Click here for the results of my first henna application, as well as a photo of my natural hair color for comparison’s sake.

This is my hair immediately before my second application:
Before2nd

Aaaand here’s my hair immedately after washing it out and blowdrying it!
After2nd

Damn, I love it. And while last time it was orange on washing it out, this time there’s hardly any orange to be seen — just a groovy, groovy red.

The mix this time was slightly different because my yogurt went bad and I was too lazy to get more. I used:

  • 100 g henna
    (my hair has gotten longer — and I was running out of henna in my last batch, which was only 80 g — and I didn’t add any yogurt, which adds volume to the mix, making it so that you can use less henna)
  • 2 T lemon juice
    (for highlights and what-have-you)
  • About 1.75 c double-strength chamomile
    (I made two cups, but didn’t need to use all of it)
  • 1 drop lavendar essential oil
    (I used several last time and the strength of the smell almost made me woozy)

I mixed the chamomile in while it was hot, and left the henna out to cool for about an hour and a half, instead of overnight. I still had dye release — must’ve been the heat. (Though I hear that henna dyes hair so well that you don’t even need to wait for dye release.) I left it on for just shy of four hours and washed it out by combing generous amounts of conditioner through (but no shampoo). Blowdried it, and I’m not going to wash it until tomorrow morning.

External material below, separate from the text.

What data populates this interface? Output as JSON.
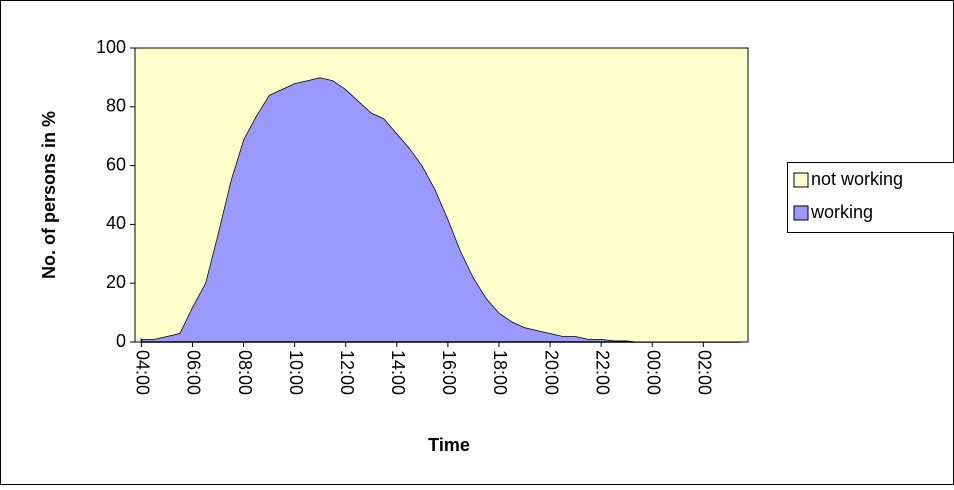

I forgot to put veggie/olive oil around my hairline, so I ended up with a little bit of an orange halo, but it was mostly gone by this morning.

And my hair is oh-so-silky once again, which is amazing, because it was pretty darn silky before.

I’ll post another photo of the mellowed-out color in around a week and a half, and I’ll probably do this experiement one more time to see how three layers of hair henna look as compared to one (or none!).